In Postgres, JSONB fields are very useful for storing semi-structured data. But sometimes the flexibility it offers can be a little bit scary. Imagine you want to store the result of some sort of inspection, which can lead to 2 different outputs, “create” or “update”. Along with other logs. You expect your JSON field values to look like this:

{
    "action": "create",
    "some_useful_log_info": ...
}

or

{
    "action": "update",
    "reason": ...
}

Your code expects the key action to exist, and the corresponding value to be create or update. Anything else will lead to problems.

Of course, you can test your code and make sure nothing else is saved in the database. But we know unexpected things happen. Manual modification of the database, a script to backfill some information, some holes in the test coverage, etc.

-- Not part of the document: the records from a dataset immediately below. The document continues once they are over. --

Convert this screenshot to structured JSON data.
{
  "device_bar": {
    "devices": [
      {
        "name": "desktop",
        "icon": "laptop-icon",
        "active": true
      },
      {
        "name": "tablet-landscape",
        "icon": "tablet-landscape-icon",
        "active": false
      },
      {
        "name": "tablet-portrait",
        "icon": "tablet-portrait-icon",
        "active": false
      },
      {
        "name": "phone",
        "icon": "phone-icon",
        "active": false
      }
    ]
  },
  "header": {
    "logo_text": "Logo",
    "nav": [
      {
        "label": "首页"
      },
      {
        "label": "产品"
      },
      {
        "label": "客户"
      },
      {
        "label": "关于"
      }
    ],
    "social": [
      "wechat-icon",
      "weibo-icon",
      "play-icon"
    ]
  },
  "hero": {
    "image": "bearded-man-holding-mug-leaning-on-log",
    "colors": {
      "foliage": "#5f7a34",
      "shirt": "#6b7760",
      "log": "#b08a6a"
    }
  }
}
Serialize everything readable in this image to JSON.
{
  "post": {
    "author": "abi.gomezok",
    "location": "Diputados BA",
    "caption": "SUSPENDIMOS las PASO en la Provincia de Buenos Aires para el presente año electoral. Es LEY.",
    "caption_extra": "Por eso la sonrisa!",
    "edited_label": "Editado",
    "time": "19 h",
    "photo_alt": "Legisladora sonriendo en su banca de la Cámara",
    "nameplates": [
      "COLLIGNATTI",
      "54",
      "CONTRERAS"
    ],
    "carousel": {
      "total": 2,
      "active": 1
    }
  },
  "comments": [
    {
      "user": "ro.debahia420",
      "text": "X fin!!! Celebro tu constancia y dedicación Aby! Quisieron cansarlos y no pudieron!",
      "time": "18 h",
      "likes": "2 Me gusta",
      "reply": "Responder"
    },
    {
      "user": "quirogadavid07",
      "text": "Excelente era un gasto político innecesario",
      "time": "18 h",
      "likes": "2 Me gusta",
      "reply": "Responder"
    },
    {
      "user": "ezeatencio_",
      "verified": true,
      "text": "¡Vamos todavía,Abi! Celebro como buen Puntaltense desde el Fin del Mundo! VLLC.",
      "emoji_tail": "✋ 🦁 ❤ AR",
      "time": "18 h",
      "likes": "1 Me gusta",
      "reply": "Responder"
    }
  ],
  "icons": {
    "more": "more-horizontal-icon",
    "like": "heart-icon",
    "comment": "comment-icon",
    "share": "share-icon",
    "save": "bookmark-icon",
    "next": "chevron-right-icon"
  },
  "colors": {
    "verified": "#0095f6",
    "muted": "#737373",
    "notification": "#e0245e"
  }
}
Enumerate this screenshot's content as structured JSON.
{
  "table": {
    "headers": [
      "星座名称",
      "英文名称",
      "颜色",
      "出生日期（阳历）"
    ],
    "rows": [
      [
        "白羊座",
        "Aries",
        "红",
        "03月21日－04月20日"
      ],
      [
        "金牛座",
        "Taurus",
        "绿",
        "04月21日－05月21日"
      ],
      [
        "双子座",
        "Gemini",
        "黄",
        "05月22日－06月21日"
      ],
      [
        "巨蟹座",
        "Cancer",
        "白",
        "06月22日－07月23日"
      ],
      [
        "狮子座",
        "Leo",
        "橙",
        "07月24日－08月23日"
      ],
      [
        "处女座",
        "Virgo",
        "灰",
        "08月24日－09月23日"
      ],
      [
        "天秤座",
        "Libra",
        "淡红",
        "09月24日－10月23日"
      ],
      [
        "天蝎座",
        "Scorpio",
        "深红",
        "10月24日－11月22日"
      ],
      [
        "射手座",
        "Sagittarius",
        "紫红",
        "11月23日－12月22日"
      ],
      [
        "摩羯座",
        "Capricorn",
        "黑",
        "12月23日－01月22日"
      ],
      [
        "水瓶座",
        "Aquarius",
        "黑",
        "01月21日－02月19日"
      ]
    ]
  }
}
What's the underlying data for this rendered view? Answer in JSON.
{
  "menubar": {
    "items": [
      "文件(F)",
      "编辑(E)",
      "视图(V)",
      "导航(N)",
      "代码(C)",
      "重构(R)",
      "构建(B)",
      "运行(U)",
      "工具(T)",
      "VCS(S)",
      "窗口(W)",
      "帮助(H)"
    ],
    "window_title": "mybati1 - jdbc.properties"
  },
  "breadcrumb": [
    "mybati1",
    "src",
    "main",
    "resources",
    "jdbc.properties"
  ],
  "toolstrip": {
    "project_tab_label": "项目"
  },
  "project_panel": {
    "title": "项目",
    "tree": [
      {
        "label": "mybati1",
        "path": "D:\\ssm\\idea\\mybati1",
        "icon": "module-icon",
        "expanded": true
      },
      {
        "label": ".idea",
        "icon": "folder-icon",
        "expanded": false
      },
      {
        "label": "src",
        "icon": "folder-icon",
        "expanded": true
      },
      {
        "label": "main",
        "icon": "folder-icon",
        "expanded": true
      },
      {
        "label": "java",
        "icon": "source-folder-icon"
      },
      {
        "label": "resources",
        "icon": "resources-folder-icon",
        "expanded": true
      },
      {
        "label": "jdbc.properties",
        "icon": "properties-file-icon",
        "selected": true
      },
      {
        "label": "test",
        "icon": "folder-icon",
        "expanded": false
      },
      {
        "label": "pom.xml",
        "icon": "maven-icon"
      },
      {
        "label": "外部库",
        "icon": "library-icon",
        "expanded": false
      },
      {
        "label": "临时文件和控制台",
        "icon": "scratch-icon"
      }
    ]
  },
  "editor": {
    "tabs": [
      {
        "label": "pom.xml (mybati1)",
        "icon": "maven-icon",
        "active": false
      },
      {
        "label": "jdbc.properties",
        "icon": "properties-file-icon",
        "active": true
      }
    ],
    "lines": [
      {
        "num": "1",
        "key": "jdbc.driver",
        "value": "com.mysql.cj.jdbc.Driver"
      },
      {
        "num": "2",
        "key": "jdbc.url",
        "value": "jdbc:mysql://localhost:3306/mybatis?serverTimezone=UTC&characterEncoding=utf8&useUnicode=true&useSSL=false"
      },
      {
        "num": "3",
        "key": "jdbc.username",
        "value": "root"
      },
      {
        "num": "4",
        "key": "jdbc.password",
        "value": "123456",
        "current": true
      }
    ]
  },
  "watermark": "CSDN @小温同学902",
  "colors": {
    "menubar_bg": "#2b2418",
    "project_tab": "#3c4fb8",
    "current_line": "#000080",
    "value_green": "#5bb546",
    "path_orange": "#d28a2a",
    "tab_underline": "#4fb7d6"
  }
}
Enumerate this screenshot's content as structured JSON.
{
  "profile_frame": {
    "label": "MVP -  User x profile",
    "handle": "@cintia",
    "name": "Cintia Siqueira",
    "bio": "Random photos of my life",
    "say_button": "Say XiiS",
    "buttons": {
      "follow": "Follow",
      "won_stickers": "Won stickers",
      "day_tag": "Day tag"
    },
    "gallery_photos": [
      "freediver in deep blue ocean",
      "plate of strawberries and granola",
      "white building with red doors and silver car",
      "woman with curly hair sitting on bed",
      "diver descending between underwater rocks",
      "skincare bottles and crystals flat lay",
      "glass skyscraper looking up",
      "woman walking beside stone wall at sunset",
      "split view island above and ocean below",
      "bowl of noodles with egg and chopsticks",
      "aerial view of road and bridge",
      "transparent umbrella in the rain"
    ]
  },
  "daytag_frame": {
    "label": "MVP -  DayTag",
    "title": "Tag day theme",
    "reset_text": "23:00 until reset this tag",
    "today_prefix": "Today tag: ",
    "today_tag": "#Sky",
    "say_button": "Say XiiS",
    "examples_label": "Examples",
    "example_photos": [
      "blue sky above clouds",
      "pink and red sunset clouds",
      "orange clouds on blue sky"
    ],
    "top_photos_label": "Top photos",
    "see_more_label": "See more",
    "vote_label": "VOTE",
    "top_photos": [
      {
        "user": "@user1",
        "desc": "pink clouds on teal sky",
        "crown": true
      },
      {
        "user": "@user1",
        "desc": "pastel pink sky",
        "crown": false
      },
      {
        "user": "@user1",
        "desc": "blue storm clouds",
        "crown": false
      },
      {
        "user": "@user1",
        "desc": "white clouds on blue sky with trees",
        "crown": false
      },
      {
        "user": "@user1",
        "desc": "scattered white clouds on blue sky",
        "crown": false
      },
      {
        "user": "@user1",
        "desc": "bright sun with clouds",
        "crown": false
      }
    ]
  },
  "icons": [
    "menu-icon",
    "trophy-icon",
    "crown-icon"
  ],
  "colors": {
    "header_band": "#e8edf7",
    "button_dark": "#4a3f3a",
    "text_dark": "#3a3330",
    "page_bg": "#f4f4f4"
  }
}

A database-level constraint is more reassuring.

And luckily for us, it is very easy to add a constraint on the database, making sure our semi-structured JSON looks like how we expect it.

Let’s start with a simple constraint and make sure the key action exists in the JSON field result.

ALTER TABLE jsontable 
ADD CONSTRAINT action_must_exist 
CHECK (result ? 'action');

We can also make sure the field is either empty or contains the action key:

ALTER TABLE jsontable 
ADD CONSTRAINT action_must_exist 
CHECK (result = '"{}"' or result ? 'action');

But we can also be even more specific and ensure the result field is either empty or contains a key action, and in that case, the corresponding value must be createor update:

ALTER TABLE jsontable 
ADD CONSTRAINT action_must_exist_and_be_correct 
CHECK (result = '"{}"' or 
(result->>'action'=ANY ('{create,update}'::text[])) is true
)

Note that you cannot only write result->>'action'=ANY ('{create,update}'::text[]), because if the key action doesn’t exist, result->>'action' is null and thus result->>'action'=ANY ('{create,update}'::text[]) is also null. That’s why you need the full (result->>'action'=ANY ('{create,update}'::text[])) is true.

With that constraint, you know that no matter how the data is updated, any unexpected value won’t be saved in your table.